Waste slag resourceization:
Simulate the enrichment process of In, Ge and other rare
metals in tailings, optimize magnetic separation parameters,
and increase the recovery rate of rare and precious metals by 25%.
Fourth, the implementation path: zinc
enterprises to build a digital twin of
the three-step strategy
Data foundation building:
Deploy intelligent sensors such as vibration, temperature,
composition, etc. to realize 100% data collection of
key equipment;
Model development:
Jointly develop a library of simulation algorithms specialized
in zinc smelting with research institutes to precipitate
process Know-How;
System integration:
Open the interface between DCS, MES and the twin
platform to establish a closed loop of “monitoring-optimization-control”.
Fifth, the future picture: digital twin and
AI big model of the depth of integration
Autonomous process evolution:
Access to industrial big model, automatically generate new additive
formula and process route;
Meta-universe collaboration:
Through AR glasses superimposed on the virtual production line,
engineers can “see through” the internal equipment for remote diagnosis;
Zero-carbon twin:
Integrate photovoltaic and energy storage data to simulate the
whole plant energy network, realizing 100% green power matching.
Conclusion
Digital twin technology is taking the zinc smelting industry from
“empirical zinc refining” to a new era of “computational zinc refining”.
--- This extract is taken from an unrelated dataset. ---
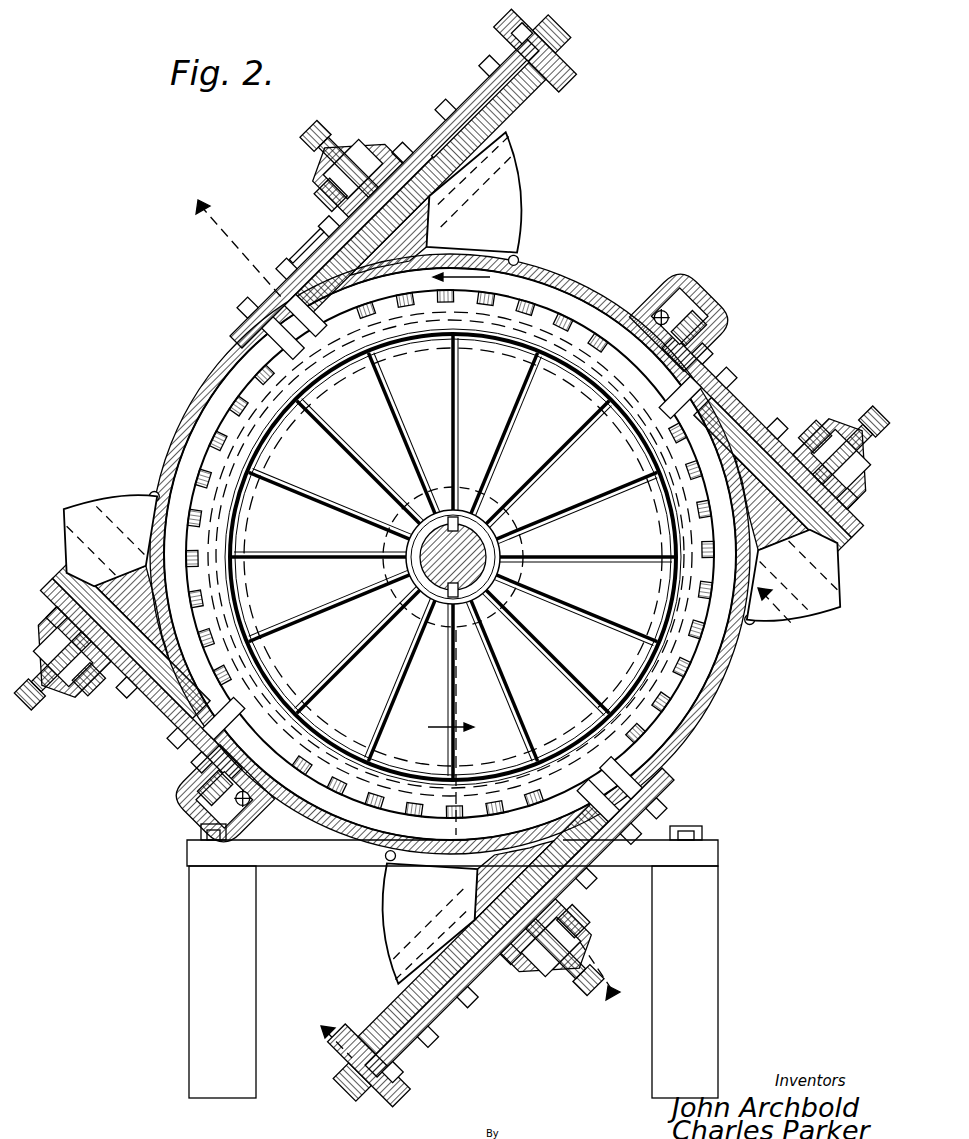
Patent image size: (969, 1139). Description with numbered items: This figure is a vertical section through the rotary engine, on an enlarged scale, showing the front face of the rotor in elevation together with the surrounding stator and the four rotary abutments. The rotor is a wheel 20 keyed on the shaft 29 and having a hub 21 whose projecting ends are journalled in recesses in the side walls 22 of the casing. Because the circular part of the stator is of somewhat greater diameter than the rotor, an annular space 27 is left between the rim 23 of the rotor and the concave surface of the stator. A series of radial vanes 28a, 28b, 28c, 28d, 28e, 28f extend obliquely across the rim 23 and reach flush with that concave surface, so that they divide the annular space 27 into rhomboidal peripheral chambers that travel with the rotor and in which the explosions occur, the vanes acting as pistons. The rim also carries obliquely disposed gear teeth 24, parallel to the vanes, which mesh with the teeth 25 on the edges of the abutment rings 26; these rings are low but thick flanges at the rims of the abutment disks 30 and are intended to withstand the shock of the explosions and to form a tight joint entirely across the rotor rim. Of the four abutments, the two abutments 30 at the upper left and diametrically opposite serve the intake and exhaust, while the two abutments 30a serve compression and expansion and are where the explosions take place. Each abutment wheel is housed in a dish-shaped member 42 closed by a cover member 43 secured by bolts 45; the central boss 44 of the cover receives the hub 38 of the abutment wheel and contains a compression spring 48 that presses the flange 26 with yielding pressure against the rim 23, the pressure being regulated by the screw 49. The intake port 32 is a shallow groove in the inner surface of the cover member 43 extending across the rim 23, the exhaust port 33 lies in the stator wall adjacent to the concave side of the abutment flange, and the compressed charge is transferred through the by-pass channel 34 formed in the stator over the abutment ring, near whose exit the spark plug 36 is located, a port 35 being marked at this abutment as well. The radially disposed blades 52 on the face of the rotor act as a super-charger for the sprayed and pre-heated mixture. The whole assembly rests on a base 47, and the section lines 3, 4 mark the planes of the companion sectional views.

By building intelligent production lines that integrate reality and reality,
enterprises can not only realize the ultimate reduction of energy
consumption and material consumption, but also open up the blue
ocean of value such as the recovery of rare precious metals and the
development of high-end zinc alloys. With the support of quantum
computing, AI modeling and other technologies, the digital twin of
zinc smelting will evolve its autonomous decision-making ability, and
promote the industry to move towards the ultimate goal of “zero
defects, zero waste, and zero carbon emissions”.